The Oct. 23 Senate testimony by Gerberding followed an April 2007 Supreme Court ruling that found greenhouse gases to be air pollutants under the Clean Air Act, requiring the EPA administrator to determine if that may ``endanger public health or welfare.''

Boxer alleged that Gerberding's testimony was changed as part of an administration plan to ensure that the EPA's response to the court ruling was ``as weak as possible.''

Boxer Plans Hearing

Gerberding said Oct. 24 that her testimony was edited by the White House as part of a routine clearance process and the gist of her remarks wasn't changed.

The ``edits had no bearing whatsoever on her oral testimony delivered to the committee,'' Tom Skinner, a spokesman for the CDC, said today in a telephone interview. Gerberding ``spoke openly and freely without constraint.''

Kristen Hellmer, a spokeswoman for the White House Council on Environmental Quality, said in an e-mailed statement that the agency doesn't comment on internal deliberations.

``The interagency review process exists so that agencies and offices can comment and offer their views,'' Hellmer said. ``There's nothing unusual about that, and it's no different than in any other administration.''

Cheney's office issued the same statement as the council.

Boxer said she plans to hold a hearing on the matter July 22 in which Burnett will testify.

`Every Document'

EPA Administrator Stephen Johnson must release ``every document related to the agency's finding that global warming poses a danger to the public,'' Boxer said today, including an e- mail the White House allegedly refused to open from the EPA on a finding of danger from climate change.

``If Mr.

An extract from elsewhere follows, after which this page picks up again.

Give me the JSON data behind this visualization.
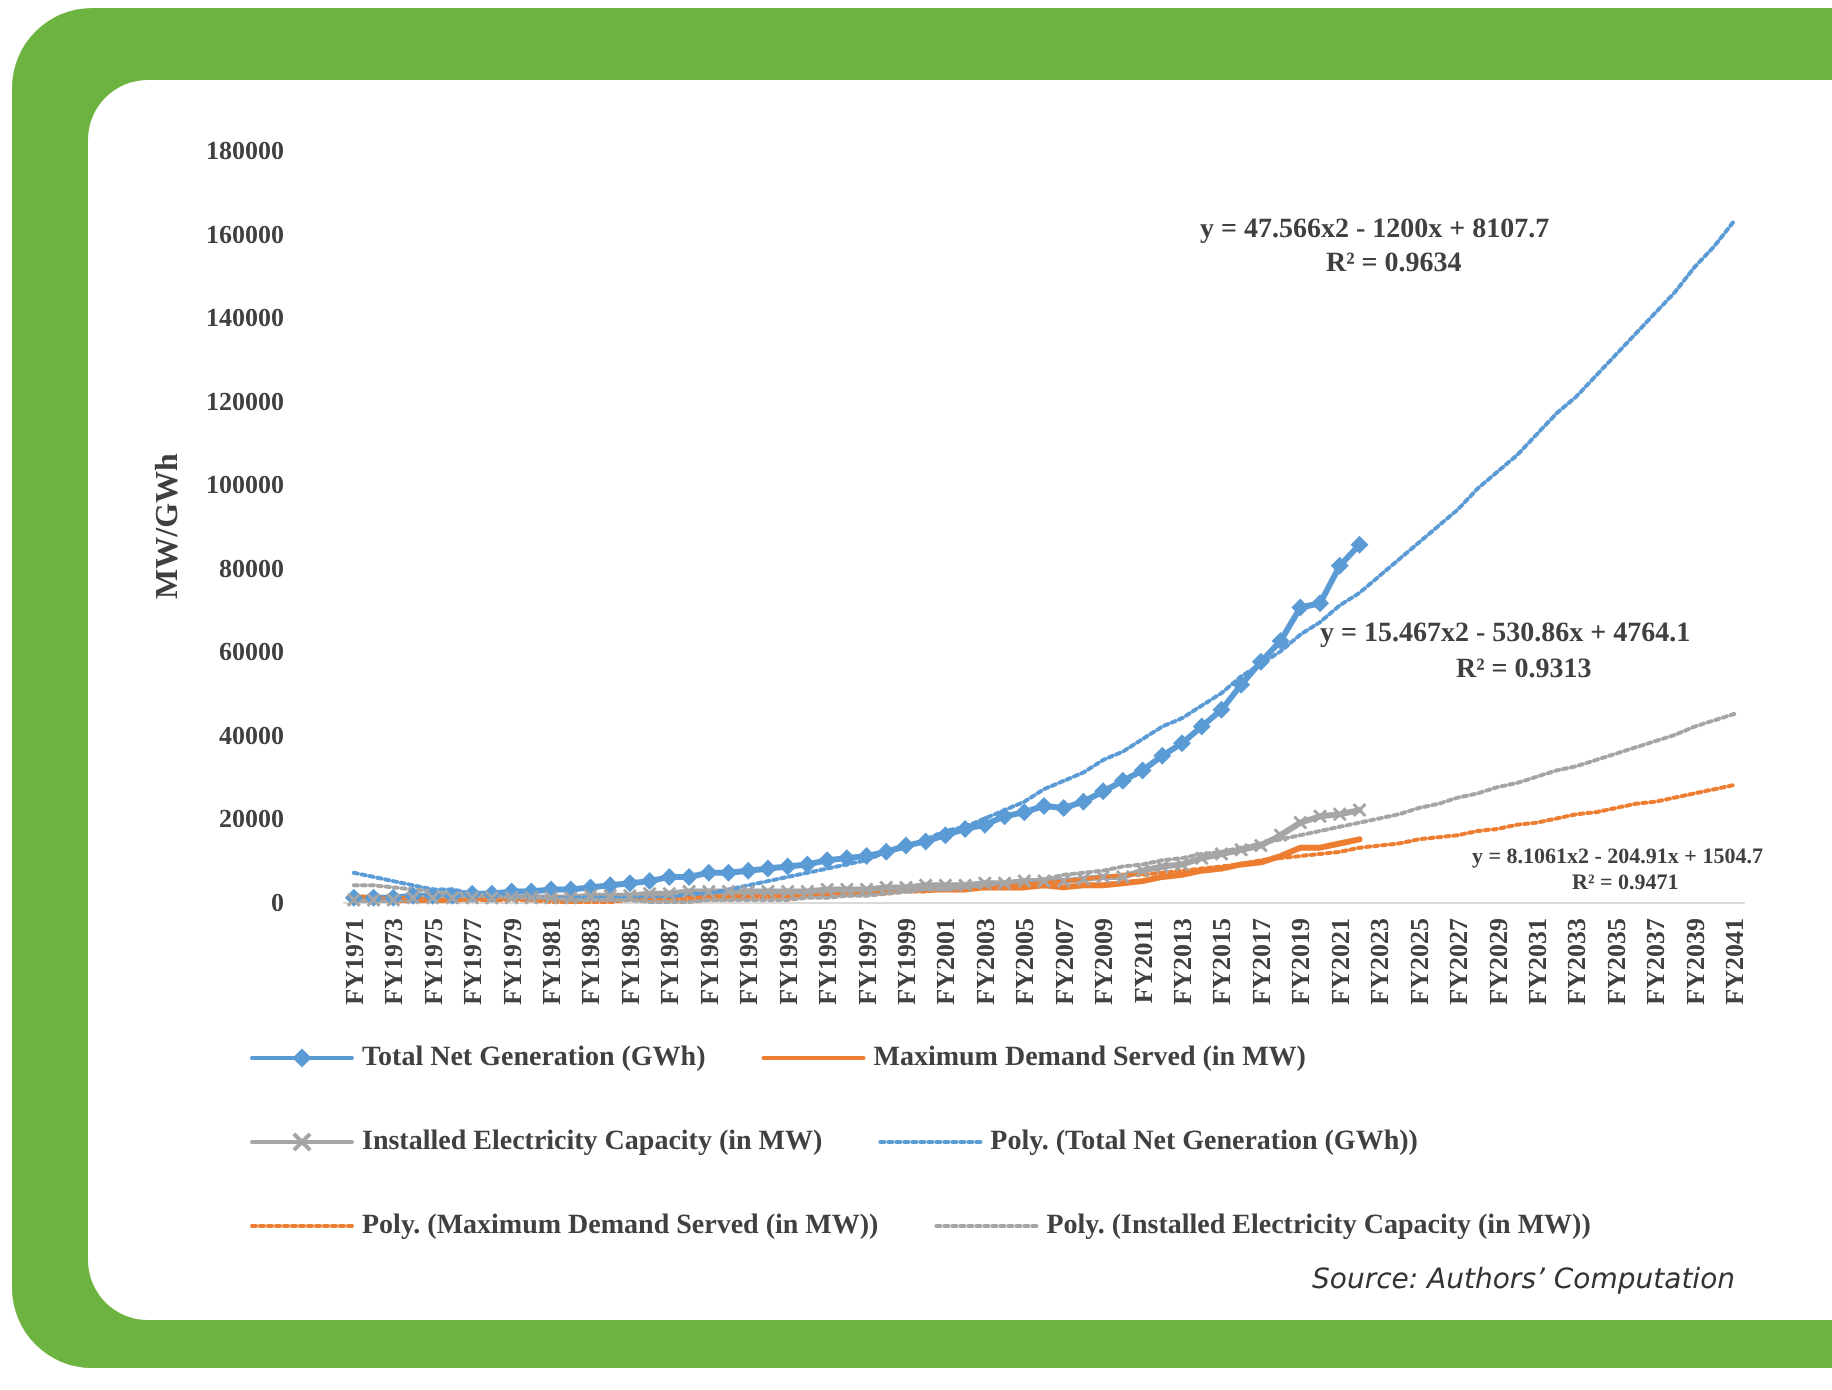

Johnson refuses to do these two things -- if he does not have the strength to do them -- he should resign,'' Boxer said.

EPA spokesman Jonathan Shradar said the agency will issue an advanced notice of proposed rulemaking as soon as July 11 on the public health effects of climate change.

That ``is going to be a fairly complete document'' and ``there won't be much else out there to see,'' Shradar said, responding to Boxer's call for release of all documents related to the agency's deliberations.